A que horas o rapaz deixava o emprego?
"Às 17:00. Trinta minutos antes que Marissa. Ele havia tentado dissuádi-la de ir de ônibus, já que agora trabalhava perto dela. Mas a menina era metódica. Dentro em quinze dias entraria de licença, por conta da gestação. Gustavo estava preocupado com sua saúde e pediu o afastamento dela. Claro que Marissa iria obedecer o marido e assim o fez. Porém, naquele dia Gustavo saiu mais tarde.
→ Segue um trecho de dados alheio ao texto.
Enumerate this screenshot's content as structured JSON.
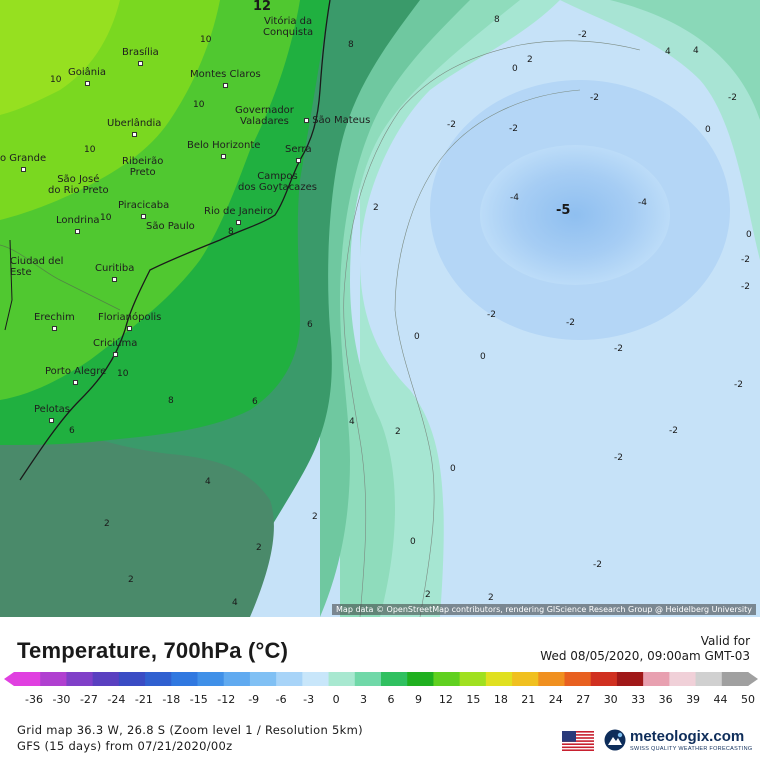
{
  "map": {
    "cities": [
      {
        "name": "Vitória da\nConquista",
        "dot": true
      },
      {
        "name": "Brasília",
        "dot": true
      },
      {
        "name": "Goiânia",
        "dot": true
      },
      {
        "name": "Montes Claros",
        "dot": true
      },
      {
        "name": "Governador\nValadares",
        "dot": true
      },
      {
        "name": "São Mateus",
        "dot": true
      },
      {
        "name": "Uberlândia",
        "dot": true
      },
      {
        "name": "Belo Horizonte",
        "dot": true
      },
      {
        "name": "Serra",
        "dot": true
      },
      {
        "name": "o Grande",
        "dot": true
      },
      {
        "name": "Ribeirão\nPreto",
        "dot": true
      },
      {
        "name": "São José\ndo Rio Preto",
        "dot": true
      },
      {
        "name": "Campos\ndos Goytacazes",
        "dot": true
      },
      {
        "name": "Piracicaba",
        "dot": true
      },
      {
        "name": "Londrina",
        "dot": true
      },
      {
        "name": "São Paulo",
        "dot": true
      },
      {
        "name": "Rio de Janeiro",
        "dot": true
      },
      {
        "name": "Ciudad del\nEste",
        "dot": true
      },
      {
        "name": "Curitiba",
        "dot": true
      },
      {
        "name": "Erechim",
        "dot": true
      },
      {
        "name": "Florianópolis",
        "dot": true
      },
      {
        "name": "Criciúma",
        "dot": true
      },
      {
        "name": "Porto Alegre",
        "dot": true
      },
      {
        "name": "Pelotas",
        "dot": true
      }
    ],
    "contour_labels": [
      "12",
      "10",
      "10",
      "8",
      "10",
      "10",
      "10",
      "8",
      "6",
      "8",
      "10",
      "8",
      "6",
      "4",
      "6",
      "2",
      "0",
      "2",
      "4",
      "2",
      "0",
      "-2",
      "-2",
      "-2",
      "4",
      "0",
      "-2",
      "-4",
      "-5",
      "-4",
      "0",
      "-2",
      "-2",
      "-2",
      "-2",
      "0",
      "2",
      "2",
      "0",
      "4",
      "2",
      "-2",
      "-2",
      "2",
      "0",
      "-2",
      "4",
      "2",
      "2",
      "-2",
      "-2",
      "-2"
    ],
    "attribution": "Map data © OpenStreetMap contributors, rendering GIScience Research Group @ Heidelberg University"
  },
  "legend": {
    "title": "Temperature, 700hPa (°C)",
    "valid_label": "Valid for",
    "valid_time": "Wed 08/05/2020, 09:00am GMT-03",
    "scale_ticks": [
      "-36",
      "-30",
      "-27",
      "-24",
      "-21",
      "-18",
      "-15",
      "-12",
      "-9",
      "-6",
      "-3",
      "0",
      "3",
      "6",
      "9",
      "12",
      "15",
      "18",
      "21",
      "24",
      "27",
      "30",
      "33",
      "36",
      "39",
      "44",
      "50"
    ],
    "scale_colors": [
      "#e040e0",
      "#b040d0",
      "#8040c8",
      "#5a40c0",
      "#3a4cc4",
      "#3060d0",
      "#3078e0",
      "#4090e8",
      "#60aaf0",
      "#80c0f4",
      "#a8d4f8",
      "#c8e6fa",
      "#a8e8d0",
      "#70d8a8",
      "#30c060",
      "#20b020",
      "#60d020",
      "#a0e020",
      "#e0e020",
      "#f0c020",
      "#f09020",
      "#e86020",
      "#d03020",
      "#a01818",
      "#e8a0b0",
      "#f0d0d8",
      "#d0d0d0",
      "#a0a0a0"
    ],
    "grid_info": "Grid map 36.3 W, 26.8 S (Zoom level 1 / Resolution 5km)",
    "model_info": "GFS (15 days) from  07/21/2020/00z",
    "brand_name": "meteologix.com",
    "brand_tagline": "SWISS QUALITY WEATHER FORECASTING"
  }
}
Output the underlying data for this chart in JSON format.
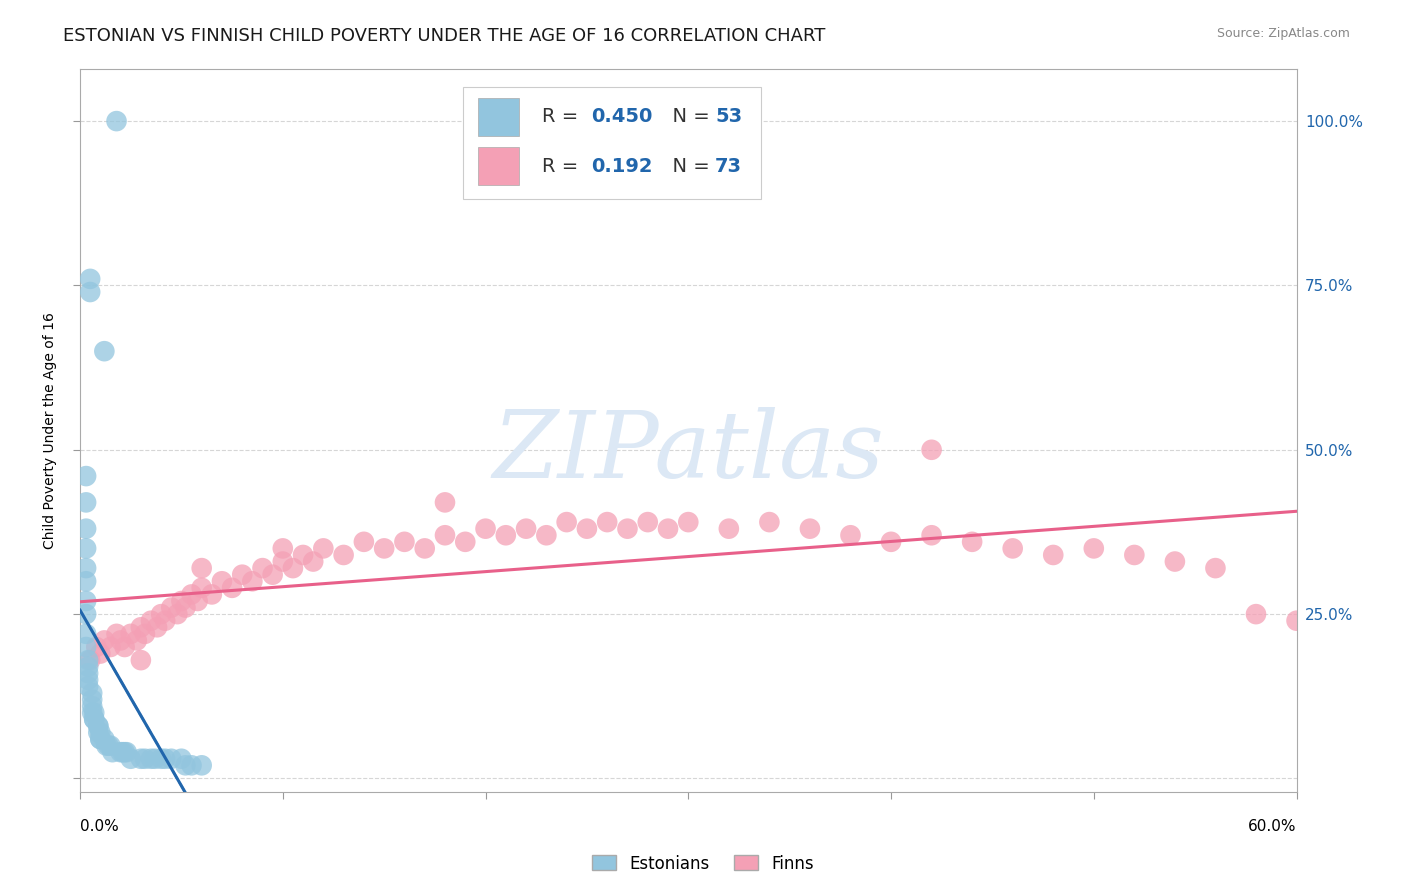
{
  "title": "ESTONIAN VS FINNISH CHILD POVERTY UNDER THE AGE OF 16 CORRELATION CHART",
  "source": "Source: ZipAtlas.com",
  "ylabel": "Child Poverty Under the Age of 16",
  "xlim": [
    0.0,
    0.6
  ],
  "ylim": [
    -0.02,
    1.08
  ],
  "estonian_R": 0.45,
  "estonian_N": 53,
  "finnish_R": 0.192,
  "finnish_N": 73,
  "estonian_color": "#92c5de",
  "finnish_color": "#f4a0b5",
  "estonian_line_color": "#2166ac",
  "finnish_line_color": "#e8608a",
  "bg_color": "#ffffff",
  "watermark_text": "ZIPatlas",
  "watermark_color": "#dce8f5",
  "title_fontsize": 13,
  "label_fontsize": 10,
  "tick_fontsize": 11,
  "legend_fontsize": 14,
  "est_x": [
    0.018,
    0.005,
    0.005,
    0.012,
    0.003,
    0.003,
    0.003,
    0.003,
    0.003,
    0.003,
    0.003,
    0.003,
    0.003,
    0.003,
    0.004,
    0.004,
    0.004,
    0.004,
    0.004,
    0.006,
    0.006,
    0.006,
    0.006,
    0.007,
    0.007,
    0.007,
    0.009,
    0.009,
    0.009,
    0.01,
    0.01,
    0.01,
    0.012,
    0.013,
    0.014,
    0.015,
    0.016,
    0.02,
    0.021,
    0.022,
    0.023,
    0.025,
    0.03,
    0.032,
    0.035,
    0.037,
    0.04,
    0.042,
    0.045,
    0.05,
    0.052,
    0.055,
    0.06
  ],
  "est_y": [
    1.0,
    0.76,
    0.74,
    0.65,
    0.46,
    0.42,
    0.38,
    0.35,
    0.32,
    0.3,
    0.27,
    0.25,
    0.22,
    0.2,
    0.18,
    0.17,
    0.16,
    0.15,
    0.14,
    0.13,
    0.12,
    0.11,
    0.1,
    0.1,
    0.09,
    0.09,
    0.08,
    0.08,
    0.07,
    0.07,
    0.06,
    0.06,
    0.06,
    0.05,
    0.05,
    0.05,
    0.04,
    0.04,
    0.04,
    0.04,
    0.04,
    0.03,
    0.03,
    0.03,
    0.03,
    0.03,
    0.03,
    0.03,
    0.03,
    0.03,
    0.02,
    0.02,
    0.02
  ],
  "fin_x": [
    0.005,
    0.008,
    0.01,
    0.012,
    0.015,
    0.018,
    0.02,
    0.022,
    0.025,
    0.028,
    0.03,
    0.032,
    0.035,
    0.038,
    0.04,
    0.042,
    0.045,
    0.048,
    0.05,
    0.052,
    0.055,
    0.058,
    0.06,
    0.065,
    0.07,
    0.075,
    0.08,
    0.085,
    0.09,
    0.095,
    0.1,
    0.105,
    0.11,
    0.115,
    0.12,
    0.13,
    0.14,
    0.15,
    0.16,
    0.17,
    0.18,
    0.19,
    0.2,
    0.21,
    0.22,
    0.23,
    0.24,
    0.25,
    0.26,
    0.27,
    0.28,
    0.29,
    0.3,
    0.32,
    0.34,
    0.36,
    0.38,
    0.4,
    0.42,
    0.44,
    0.46,
    0.48,
    0.5,
    0.52,
    0.54,
    0.56,
    0.58,
    0.6,
    0.42,
    0.18,
    0.1,
    0.06,
    0.03
  ],
  "fin_y": [
    0.18,
    0.2,
    0.19,
    0.21,
    0.2,
    0.22,
    0.21,
    0.2,
    0.22,
    0.21,
    0.23,
    0.22,
    0.24,
    0.23,
    0.25,
    0.24,
    0.26,
    0.25,
    0.27,
    0.26,
    0.28,
    0.27,
    0.29,
    0.28,
    0.3,
    0.29,
    0.31,
    0.3,
    0.32,
    0.31,
    0.33,
    0.32,
    0.34,
    0.33,
    0.35,
    0.34,
    0.36,
    0.35,
    0.36,
    0.35,
    0.37,
    0.36,
    0.38,
    0.37,
    0.38,
    0.37,
    0.39,
    0.38,
    0.39,
    0.38,
    0.39,
    0.38,
    0.39,
    0.38,
    0.39,
    0.38,
    0.37,
    0.36,
    0.37,
    0.36,
    0.35,
    0.34,
    0.35,
    0.34,
    0.33,
    0.32,
    0.25,
    0.24,
    0.5,
    0.42,
    0.35,
    0.32,
    0.18
  ]
}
Estávamos muito ocupados com o andamento da campanha e tinhamos de esticar um pouco o expediente. Saímos às 18:00."
Vocês iam juntos para casa?
"Bem, desde que ele começou a trabalhar, sim. Éramos vizinhos. Não entendi o tom da pergunta? Está insinuando... ?"
Não, senhora. De maneira alguma. Este apenas é o registro de um depoimento. As
investigações apontarão a linha que percorreremos. Até lá, a senhora está sob proteção da nossa instituição.
"Okay."
Não a razão para ficar nervosa. Continue a sua descrição, está bem.
"Está. Bem, pegamos um engarrafamento. Havia um homem morto e uma mulher gritando. Parece que foi atropelamento. Não sei, mas isso mexeu bastante com Gustavo. Ficou mais preocupado ainda e apressou o passo para casa. À noite fui convidada por Marissa para o jantar. Ela aproveitou a situação para mostrar o quarto do bebê e as roupinhas. Havia ganho da mãe, uma senhora formosa de Goiás, lacinhos vermelhos para a saída do bebê da maternidade. Estava estasiante com todos os preparativos. Não me dei conta quando ela começou a chorar. Seu rosto estava com um olhar de decepção. Afirmei que isso poderia causar algum mal à criança, mas ela não conseguia controlar-se. Com a balburdia, Gustavo entrou no quarto e ela parou. Despedi de ambos e fui embora. No dia seguinte fomos ao trabalho."
Até então esta era a única pista da discórdia entre ambos?
"Certamente. Não encontrei Marissa no almoço. Achei estranho e quando voltei para o escritório, Gustavo havia se ausentado. Disseram-me que ele foi ao hospital. Perguntei sobre a esposa e não souberam responder. Voltando para casa vi um acidente. Um corpo no chão, no meio da avenida. Parecia de mulher, já que os sapatos eram de salto. Desci do ônibus sem acreditar. Não poderia estar acontecendo, eram 19:45. Marissa saía do trabalho quase duas horas antes. Mas aquele sapato era conhecido, eu sei disso. Então sai correndo e esbarrei com Gustavo que estava escorado na viatura. Estava paralisado de terror. Sua querida, amada flor, estirada no chão. Pensei no dia anterior, quando passávamos de carro e um homem estava ao chão, enquanto uma mulher gritava. Agora a família dele, perfeita, estava destruída. Não é injusto? A vida muitas vezes é injusta. Bem, é tudo que sei.”
E o que a senhora acha que aconteceu?
“Não sei, acho que ela previu tudo. Ela era boa nisso e eu tinha muito medo quando ela fazia aquela cara de mármore. Quase sempre acertava.”
Ok, senhora. Pode ir. Quando houver notícias entro em contato com a senhora.